To test his suggestion of the bactericidal effect of mold fungus, Fleming transplanted several spores from his cup to the nutrient broth in the flask and left them to germinate at room temperature.
The surface was covered with thick felt corrugated mass. It was originally white, then turned green, and finally turned black. At first, the broth remained clear. A few days later it acquired a very intense yellow color, having developed some special substance, which Fleming could not obtain in its pure form because it turned out to be very unstable. The fungal yellow substance was called penicillin.
It turned out that even at a dilution of 500–800 times, the culture fluid suppressed the growth of staphylococci and some other bacteria. Thus, an exceptionally strong antagonistic effect of this type of fungus on certain bacteria has been proven.
It was found that penicillin suppressed the growth not only of staphylococci but also of streptococci, pneumococci, gonococci, diphtheria and anthrax bacilli, but did not act on E. coli, typhoid bacilli and flu, paratyphoid fever, cholera. An extremely important discovery was the absence of the harmful effects of penicillin on human leukocytes. This meant the safety of penicillin for people.
The scientist called the discovery of penicillin “a happy event.” According to the researcher, he did not expect that the antibiotic discovered by him would revolutionize medicine. “But I suppose that’s exactly what I did,” said the microbiologist.
In 1945, Nobel Prize for the discovery of penicillin was awarded to Fleming and two more scientists: pharmacologist Howard Walter Flory and biochemist Ernst Boris Cheyne. In mid-1939, they became interested in the discovery of Fleming, who had stopped work on penicillin since he was not a chemist and could not isolate pure substance.
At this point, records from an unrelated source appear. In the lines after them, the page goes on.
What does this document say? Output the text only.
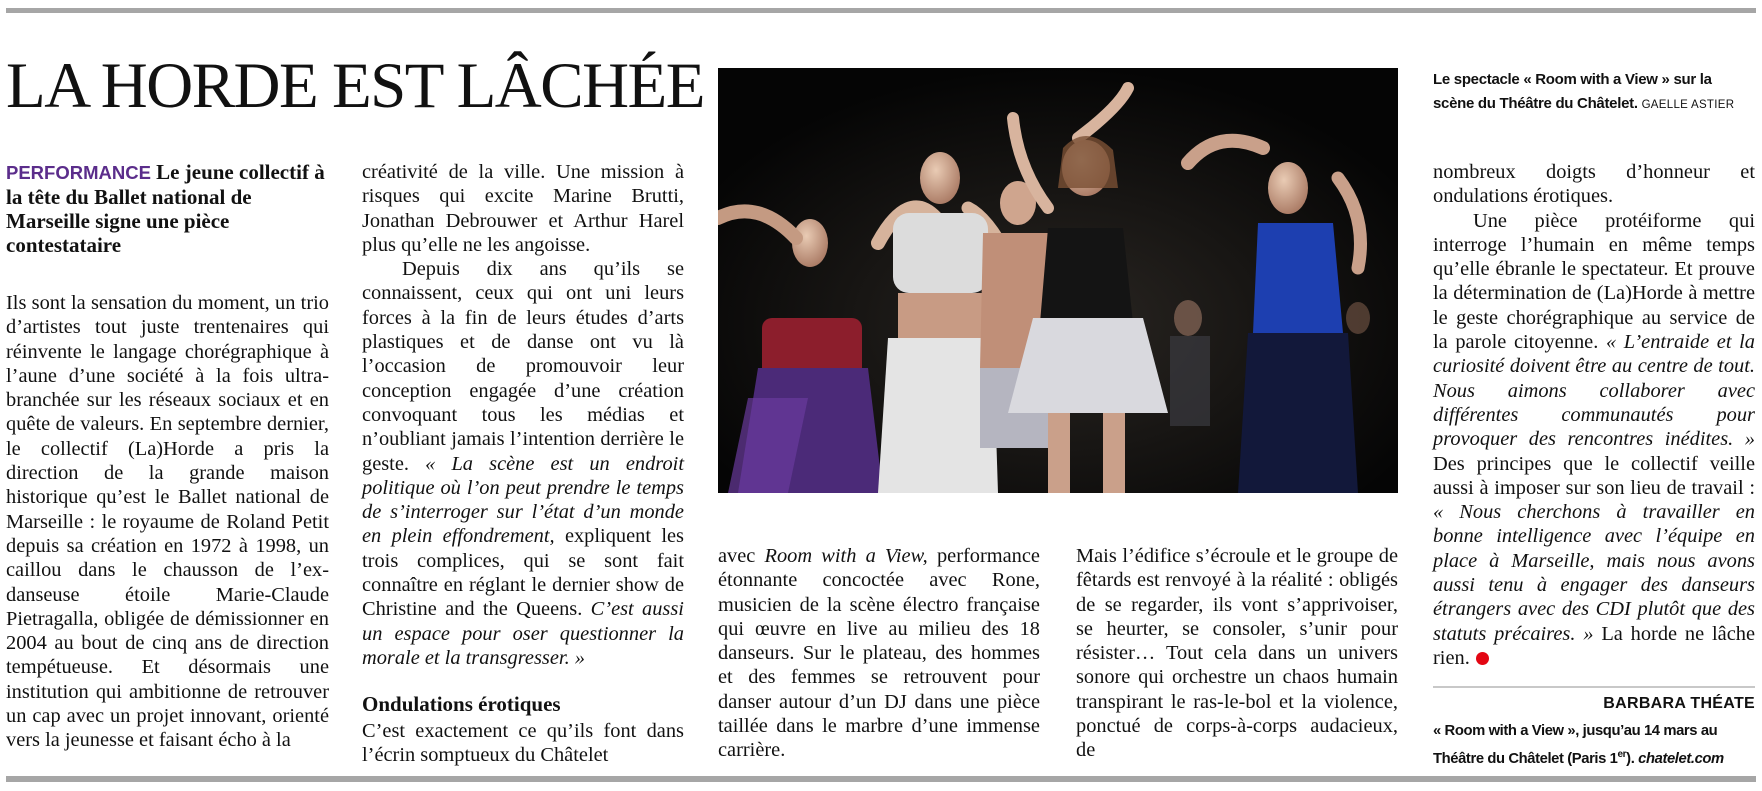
LA HORDE EST LÂCHÉE

PERFORMANCE Le jeune collectif à la tête du Ballet national de Marseille signe une pièce contestataire

Ils sont la sensation du moment, un trio d’artistes tout juste trentenaires qui réinvente le langage chorégraphique à l’aune d’une société à la fois ultra-branchée sur les réseaux sociaux et en quête de valeurs. En septembre dernier, le collectif (La)Horde a pris la direction de la grande maison historique qu’est le Ballet national de Marseille : le royaume de Roland Petit depuis sa création en 1972 à 1998, un caillou dans le chausson de l’ex-danseuse étoile Marie-Claude Pietragalla, obligée de démissionner en 2004 au bout de cinq ans de direction tempétueuse. Et désormais une institution qui ambitionne de retrouver un cap avec un projet innovant, orienté vers la jeunesse et faisant écho à la

créativité de la ville. Une mission à risques qui excite Marine Brutti, Jonathan Debrouwer et Arthur Harel plus qu’elle ne les angoisse.

Depuis dix ans qu’ils se connaissent, ceux qui ont uni leurs forces à la fin de leurs études d’arts plastiques et de danse ont vu là l’occasion de promouvoir leur conception engagée d’une création convoquant tous les médias et n’oubliant jamais l’intention derrière le geste. « La scène est un endroit politique où l’on peut prendre le temps de s’interroger sur l’état d’un monde en plein effondrement, expliquent les trois complices, qui se sont fait connaître en réglant le dernier show de Christine and the Queens. C’est aussi un espace pour oser questionner la morale et la transgresser. »

Ondulations érotiques

C’est exactement ce qu’ils font dans l’écrin somptueux du Châtelet

avec Room with a View, performance étonnante concoctée avec Rone, musicien de la scène électro française qui œuvre en live au milieu des 18 danseurs. Sur le plateau, des hommes et des femmes se retrouvent pour danser autour d’un DJ dans une pièce taillée dans le marbre d’une immense carrière.

Mais l’édifice s’écroule et le groupe de fêtards est renvoyé à la réalité : obligés de se regarder, ils vont s’apprivoiser, se heurter, se consoler, s’unir pour résister… Tout cela dans un univers sonore qui orchestre un chaos humain transpirant le ras-le-bol et la violence, ponctué de corps-à-corps audacieux, de

Le spectacle « Room with a View » sur la scène du Théâtre du Châtelet. GAELLE ASTIER

nombreux doigts d’honneur et ondulations érotiques.

Une pièce protéiforme qui interroge l’humain en même temps qu’elle ébranle le spectateur. Et prouve la détermination de (La)Horde à mettre le geste chorégraphique au service de la parole citoyenne. « L’entraide et la curiosité doivent être au centre de tout. Nous aimons collaborer avec différentes communautés pour provoquer des rencontres inédites. » Des principes que le collectif veille aussi à imposer sur son lieu de travail : « Nous cherchons à travailler en bonne intelligence avec l’équipe en place à Marseille, mais nous avons aussi tenu à engager des danseurs étrangers avec des CDI plutôt que des statuts précaires. » La horde ne lâche rien.

BARBARA THÉATE
« Room with a View », jusqu’au 14 mars au Théâtre du Châtelet (Paris 1er). chatelet.com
Flory and Cheyne spent two years and were able to isolate and clear a promising substance. The yellowish powder they obtained had tremendous potential: even diluted thirty million times it continued to kill streptococci. Antibiotic tests on mice showed almost one hundred percent efficacy: penicillin saved from death 24 out of 25 animals that were given a lethal dose of streptococcus. The same powder was tested on the first man on February 12, 1941.
Antibiotic resistance: the problem of our new century
According to many experts, the fact that antibiotics lose their effectiveness in the fight against diseases is largely the fault of the patients who do not always take antibiotics strictly according to indications or in the necessary doses.
The problem of resistance is extremely great and affects everyone. It is of great concern to scientists, we can return to the pre-antibiotic era because all microbes will become resistant, not a single antibiotic will act on them. Our inept actions led to the fact that we can be left without very powerful drugs. We will have no drugs to treat such terrible diseases as tuberculosis, HIV, AIDS, malaria.
That is why antibiotic treatment should be treated very responsibly and a number of simple rules should be followed, in particular:
- never take antibiotics without a doctor’s recommendation;
- do not interrupt the course of treatment, even if you feel better;
- remember that antibiotics do not fight viral infections!